Press releases

ORR and Network Rail working for greater competition and lower costs on rail signalling

21 April 2022
Following an Office of Rail and Road (ORR) study on the state of the railway signalling market, the rail regulator has today published Network Rail’s response to increase competitiveness and lower costs in the market.
Cover Image
Red signal on track

In November 2021, ORR set out its recommendations aimed at attracting more suppliers to the signalling market in order to boost competition and achieve better value for money when procuring signalling equipment.

With the market in Britain valued at £800-900 million per year, Network Rail and ORR are working together to drive further improvements.

To address the underlying challenges highlighted in ORR’s report, Network Rail has been working for several months on the development of a revised commercial approach for how it procures and delivers signalling in Control Period 7 (2024-2029). 

Its forthcoming supplier contracts to deliver the roll-out of the European Train Control System (ETCS) infrastructure will be materially different from the approach used over recent control periods, which will improve the attractiveness of Britain’s signalling works to suppliers by lowering barriers and investment required to enter the market.
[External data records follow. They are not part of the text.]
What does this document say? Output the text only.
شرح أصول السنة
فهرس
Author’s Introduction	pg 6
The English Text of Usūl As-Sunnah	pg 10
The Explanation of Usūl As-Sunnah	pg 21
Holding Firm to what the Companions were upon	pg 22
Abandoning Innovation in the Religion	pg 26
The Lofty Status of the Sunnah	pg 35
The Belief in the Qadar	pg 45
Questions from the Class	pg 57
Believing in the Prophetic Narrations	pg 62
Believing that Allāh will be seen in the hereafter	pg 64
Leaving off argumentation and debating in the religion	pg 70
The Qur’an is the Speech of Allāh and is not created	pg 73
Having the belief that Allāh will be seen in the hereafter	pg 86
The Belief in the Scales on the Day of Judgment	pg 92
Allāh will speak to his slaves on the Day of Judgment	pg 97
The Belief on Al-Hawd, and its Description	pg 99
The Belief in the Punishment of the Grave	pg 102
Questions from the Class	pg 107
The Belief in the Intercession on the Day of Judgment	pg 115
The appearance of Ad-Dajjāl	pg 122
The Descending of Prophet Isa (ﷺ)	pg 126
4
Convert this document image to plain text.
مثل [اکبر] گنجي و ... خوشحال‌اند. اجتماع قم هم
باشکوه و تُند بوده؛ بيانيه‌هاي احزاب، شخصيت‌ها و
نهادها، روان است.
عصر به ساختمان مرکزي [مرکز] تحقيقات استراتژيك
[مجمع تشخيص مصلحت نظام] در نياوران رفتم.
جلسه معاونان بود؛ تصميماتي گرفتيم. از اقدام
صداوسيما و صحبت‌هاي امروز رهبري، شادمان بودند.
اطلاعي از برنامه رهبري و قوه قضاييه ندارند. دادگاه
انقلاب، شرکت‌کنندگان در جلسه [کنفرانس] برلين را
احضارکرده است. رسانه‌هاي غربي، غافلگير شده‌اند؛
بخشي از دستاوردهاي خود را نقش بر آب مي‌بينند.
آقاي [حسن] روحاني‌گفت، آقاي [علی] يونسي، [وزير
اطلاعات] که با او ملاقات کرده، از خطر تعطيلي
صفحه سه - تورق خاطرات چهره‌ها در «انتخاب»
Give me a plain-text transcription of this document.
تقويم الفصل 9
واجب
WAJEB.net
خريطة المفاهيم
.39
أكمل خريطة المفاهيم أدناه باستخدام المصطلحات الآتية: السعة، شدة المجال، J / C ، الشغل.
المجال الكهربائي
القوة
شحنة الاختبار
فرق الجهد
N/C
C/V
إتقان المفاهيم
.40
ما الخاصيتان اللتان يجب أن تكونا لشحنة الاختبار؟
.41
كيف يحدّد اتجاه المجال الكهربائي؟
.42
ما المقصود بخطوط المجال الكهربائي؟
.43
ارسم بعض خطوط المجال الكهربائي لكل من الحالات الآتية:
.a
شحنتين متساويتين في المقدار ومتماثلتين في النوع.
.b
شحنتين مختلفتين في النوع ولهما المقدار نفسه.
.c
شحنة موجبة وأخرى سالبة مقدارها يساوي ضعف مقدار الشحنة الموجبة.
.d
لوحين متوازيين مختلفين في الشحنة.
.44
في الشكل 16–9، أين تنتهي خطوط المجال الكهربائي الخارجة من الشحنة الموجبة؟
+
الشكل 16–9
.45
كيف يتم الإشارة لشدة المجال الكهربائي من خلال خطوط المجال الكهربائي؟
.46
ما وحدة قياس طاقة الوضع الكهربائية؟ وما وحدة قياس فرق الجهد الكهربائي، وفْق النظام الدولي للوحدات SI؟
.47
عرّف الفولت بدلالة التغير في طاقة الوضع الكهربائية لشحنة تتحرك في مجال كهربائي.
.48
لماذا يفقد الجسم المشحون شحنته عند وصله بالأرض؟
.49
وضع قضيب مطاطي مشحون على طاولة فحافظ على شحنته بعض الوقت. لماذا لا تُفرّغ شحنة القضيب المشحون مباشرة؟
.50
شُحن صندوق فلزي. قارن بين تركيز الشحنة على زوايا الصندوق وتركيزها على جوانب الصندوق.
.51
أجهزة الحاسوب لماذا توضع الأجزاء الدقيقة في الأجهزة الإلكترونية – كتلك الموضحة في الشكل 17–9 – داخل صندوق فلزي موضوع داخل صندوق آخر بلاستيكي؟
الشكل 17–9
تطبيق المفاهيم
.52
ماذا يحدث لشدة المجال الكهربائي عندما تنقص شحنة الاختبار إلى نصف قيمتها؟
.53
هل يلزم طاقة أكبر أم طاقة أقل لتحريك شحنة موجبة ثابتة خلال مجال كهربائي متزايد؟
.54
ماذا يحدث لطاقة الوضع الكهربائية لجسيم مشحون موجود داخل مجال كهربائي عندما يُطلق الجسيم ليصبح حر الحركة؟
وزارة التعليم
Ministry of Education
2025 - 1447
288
Network Rail has also agreed with ORR to develop and provide additional reporting information to improve transparency and inform decision making about signalling renewal market performance. 

Network Rail’s response to ORR’s recommendations also includes specific commitments to lower the costs and entry barriers which have historically been incurred as a result of the need for suppliers to interface with each other.

Network Rail will also strengthen the way that it balances potentially competing national and regional needs and strengthen the linkage between supplier tendering success and volumes of work delivered by suppliers.  

ORR Chief Executive John Larkinson, said:

“We are pleased that Network Rail’s assessment of the challenges in the signalling systems market are aligned with ours and it is progressing with plans to remedy them. These initiatives can play a key role in reducing the cost of signalling, meaning Network Rail’s funds can go further.

“The transformation to a digital railway presents an opportunity to reinvigorate the signalling market with improved value for money. This can play an important role in helping Network Rail meet the fiscal challenges of the post-pandemic world. 

“We will continue to work closely with Network Rail to ensure the benefits of its proposals are realised as fully as possible in both conventional and digital markets.”

A letter setting out Network Rail’s response to ORR’s remedies in further detail has been published on ORR’s website.

Notes to Editors

  1. The Office of Rail and Road is the economic and safety regulator of Britain’s railways. It also acts as the competition authority with powers held concurrently with the Competition and Markets Authority to apply competition enforcement and markets powers in matters relating to the supply of services relating to railways.
  2. ORR’s signalling market study final report.
  3. The five remedies are:
    • Closer monitoring and reporting of costs, prices, volumes and other information on the health of the market;
    • Reducing reliance on incumbent suppliers and encouraging new suppliers to enter the market;
    • Promoting common standards and ensuring suppliers have access to technology
    • Incentivising Network Rail’s regional management to make pro-competition decisions; and
    • Giving suppliers greater confidence that contracts are funded and volumes will be delivered.
  4. Network Rail has set out plans to ORR to finalise its revised commercial strategy for signalling procurement in Q1 and Q2 of 2022 and then commence the formal procurement process, with a target of placing contracts for these new arrangements in 2023.  Before commencement of the formal procurement process an updated and more detailed timeline will be shared with ORR.